According to the latest report from DAT Trendlines, van rates achieved a new record high of $2.45 per mile during the July 4th holiday week.
While DAT is predicting that the latest record is a momentary peak and that the rates will begin drifting downward, the high does come after several consecutive record weeks in a row, including a then high-water mark of $2.32 per mile during the last week of June.
Dry vans are considered the most common trailer type found on American highways. As opposed to reefers (refrigerated trucks) they’re not climate controlled, but they are generally rigid and the freight is protected from the weather. Most vans are loaded and unloaded from the rear of the trailer, though there are exceptions.
To calculate the average van rate, the numbers are based entirely on lengths of haul that are at least 250 miles or more. In fact, the average length of haul in the DAT database for 2018 is 601 miles.
With this in mind, DAT claims that the average lane for the first week of July would look very similar to the round trip between Memphis and Houston. A quick snapshot shows the lane is 572 miles one way, with a Memphis to Houston rate of $3.00 per mile and a Houston to Memphis return of $1.95 per mile. That adds up to an average round-trip rate of $2.47 per loaded mile.
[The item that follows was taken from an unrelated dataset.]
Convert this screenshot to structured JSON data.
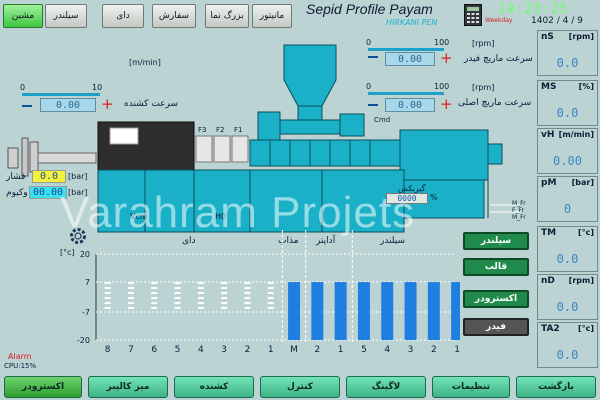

Other highlights from the DAT report indicate that there is tight capacity in a number of regions, including the Midwest and the Gulf and East Coasts. The states with the lowest load to truck ratio were New Hampshire, Montana, and Utah.
In other categories, the reefer rate also jumped, hitting $2.77 per mile. The national flatbed rate, however, dropped for the fourth week in a row, to $2.82 per mile.